Limiting Bias From Test-Control Interference in Online Marketplace Experiments
Published in Workshop on Information Systems and Economics (WISE 2016), Dublin, Ireland, 2016
Recommended citation: Holtz, David. “Limiting Bias From Test-Control Interference in Online Marketplace Experiments.” Workshop on Information Systems and Economics (WISE 2016), Dublin, Ireland. 2016.

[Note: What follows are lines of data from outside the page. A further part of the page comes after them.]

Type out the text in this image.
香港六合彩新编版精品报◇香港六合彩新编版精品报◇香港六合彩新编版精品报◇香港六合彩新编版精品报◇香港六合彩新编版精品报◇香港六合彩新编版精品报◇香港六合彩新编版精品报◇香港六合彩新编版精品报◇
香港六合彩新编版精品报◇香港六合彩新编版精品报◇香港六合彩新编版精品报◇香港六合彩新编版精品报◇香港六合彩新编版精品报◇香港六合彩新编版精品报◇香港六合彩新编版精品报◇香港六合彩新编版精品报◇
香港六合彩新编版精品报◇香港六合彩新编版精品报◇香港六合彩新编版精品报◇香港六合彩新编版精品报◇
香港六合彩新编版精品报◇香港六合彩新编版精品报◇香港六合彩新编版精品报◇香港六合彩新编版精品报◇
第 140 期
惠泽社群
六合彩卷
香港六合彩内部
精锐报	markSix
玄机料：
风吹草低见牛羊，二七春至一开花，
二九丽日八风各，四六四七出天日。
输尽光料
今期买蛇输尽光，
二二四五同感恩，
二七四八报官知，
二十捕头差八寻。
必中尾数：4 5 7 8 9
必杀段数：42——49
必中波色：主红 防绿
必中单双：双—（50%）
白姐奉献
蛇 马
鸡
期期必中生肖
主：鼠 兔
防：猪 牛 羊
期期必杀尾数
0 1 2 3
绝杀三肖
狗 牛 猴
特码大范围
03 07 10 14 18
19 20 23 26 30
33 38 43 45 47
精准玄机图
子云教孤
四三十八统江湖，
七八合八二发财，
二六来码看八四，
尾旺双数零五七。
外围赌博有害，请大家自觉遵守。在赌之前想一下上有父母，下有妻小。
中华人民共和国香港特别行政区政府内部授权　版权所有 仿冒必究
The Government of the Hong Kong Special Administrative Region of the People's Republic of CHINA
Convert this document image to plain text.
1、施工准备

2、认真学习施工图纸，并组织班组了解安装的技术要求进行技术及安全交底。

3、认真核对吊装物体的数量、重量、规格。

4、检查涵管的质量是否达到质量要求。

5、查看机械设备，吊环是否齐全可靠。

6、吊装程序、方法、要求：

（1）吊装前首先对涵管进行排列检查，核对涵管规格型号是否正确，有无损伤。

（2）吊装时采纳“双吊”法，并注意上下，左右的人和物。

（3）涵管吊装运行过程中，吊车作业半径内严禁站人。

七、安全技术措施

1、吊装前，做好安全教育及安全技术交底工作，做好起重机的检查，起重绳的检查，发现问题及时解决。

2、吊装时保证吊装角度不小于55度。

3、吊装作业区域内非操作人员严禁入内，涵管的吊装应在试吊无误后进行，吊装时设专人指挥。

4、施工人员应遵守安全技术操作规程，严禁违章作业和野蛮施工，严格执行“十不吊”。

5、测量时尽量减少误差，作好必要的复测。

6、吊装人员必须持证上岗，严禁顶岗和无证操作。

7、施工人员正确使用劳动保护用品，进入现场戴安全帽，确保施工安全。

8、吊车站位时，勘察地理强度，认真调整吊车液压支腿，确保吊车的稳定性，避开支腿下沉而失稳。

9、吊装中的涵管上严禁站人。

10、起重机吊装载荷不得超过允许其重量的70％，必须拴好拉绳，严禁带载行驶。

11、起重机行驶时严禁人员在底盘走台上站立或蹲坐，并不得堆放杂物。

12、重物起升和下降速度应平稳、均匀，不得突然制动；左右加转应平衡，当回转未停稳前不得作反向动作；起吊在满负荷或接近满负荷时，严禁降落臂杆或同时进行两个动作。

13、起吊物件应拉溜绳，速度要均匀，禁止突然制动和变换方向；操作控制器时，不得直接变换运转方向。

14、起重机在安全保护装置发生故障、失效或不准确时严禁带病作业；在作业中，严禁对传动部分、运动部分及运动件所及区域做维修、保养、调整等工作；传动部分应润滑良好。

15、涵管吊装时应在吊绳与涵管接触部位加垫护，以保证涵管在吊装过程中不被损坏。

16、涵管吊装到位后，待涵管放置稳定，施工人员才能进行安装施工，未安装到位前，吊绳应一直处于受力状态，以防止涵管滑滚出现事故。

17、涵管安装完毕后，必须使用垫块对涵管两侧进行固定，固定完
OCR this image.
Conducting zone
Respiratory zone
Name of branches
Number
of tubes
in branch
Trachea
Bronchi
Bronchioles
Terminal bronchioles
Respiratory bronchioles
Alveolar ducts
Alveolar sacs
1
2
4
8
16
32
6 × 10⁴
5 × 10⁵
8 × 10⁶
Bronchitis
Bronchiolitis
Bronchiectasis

Many internet firms use A/B tests to make product decisions. When running an A/B test, the typical objective is to measure the average treatment effect (ATE), i.e. the difference between the average outcome in the counterfactual situation where 100% of users are exposed to the treatment and the average outcome in the status quo situation (in which 100% of users are exposed to the control). However, a simple difference-in-means estimator will give a biased estimate of the ATE when outcomes of units in the control depend on the behavior or outcomes of units in the treatment - a case referred to in this work as test-control interference. Both Blake and Coey [2] and Fradkin [6] find evidence of bias due to test-control interference in online marketplace experiments. This paper considers the use of experimental designs and ATE estimators discussed by Eckles et al [5], which reduce bias in the presence of peer effects, in online marketplace experimentation. In order to do so, I model the marketplace as a network in which an edge exists between two sellers if their goods substitute for one another. Using data scraped from Airbnb [16], I create an agent-based simulation to model seller outcomes, both under the status quo and subject to “treatments” that force hosts to lower their price. Having estimated hosts’ baseline outcomes and their outcomes when 100% of hosts are subject to the treatment, I use the same simulation framework to approximate ATE distributions obtained when various network experiment design and analysis techniques are used. I find that graph cluster randomization leads to bias reductions of as much as 62%. Unfortunately, the variance of ATE estimators also increases significantly. Replacing the simple difference-in-means estimator with more sophisticated ATE estimators can lead to mixed results. While some methods (i.e., exposure models) provide (small) additional reductions in bias and small reductions in variance, others (i.e., the Hajek estimator for the ATE) lead to increased bias and variance. Although further work is needed, current results suggest that experiment de- sign and analysis techniques from the network experimentation literature are promising tools for for reducing bias due to test-control interference in marketplace experiments.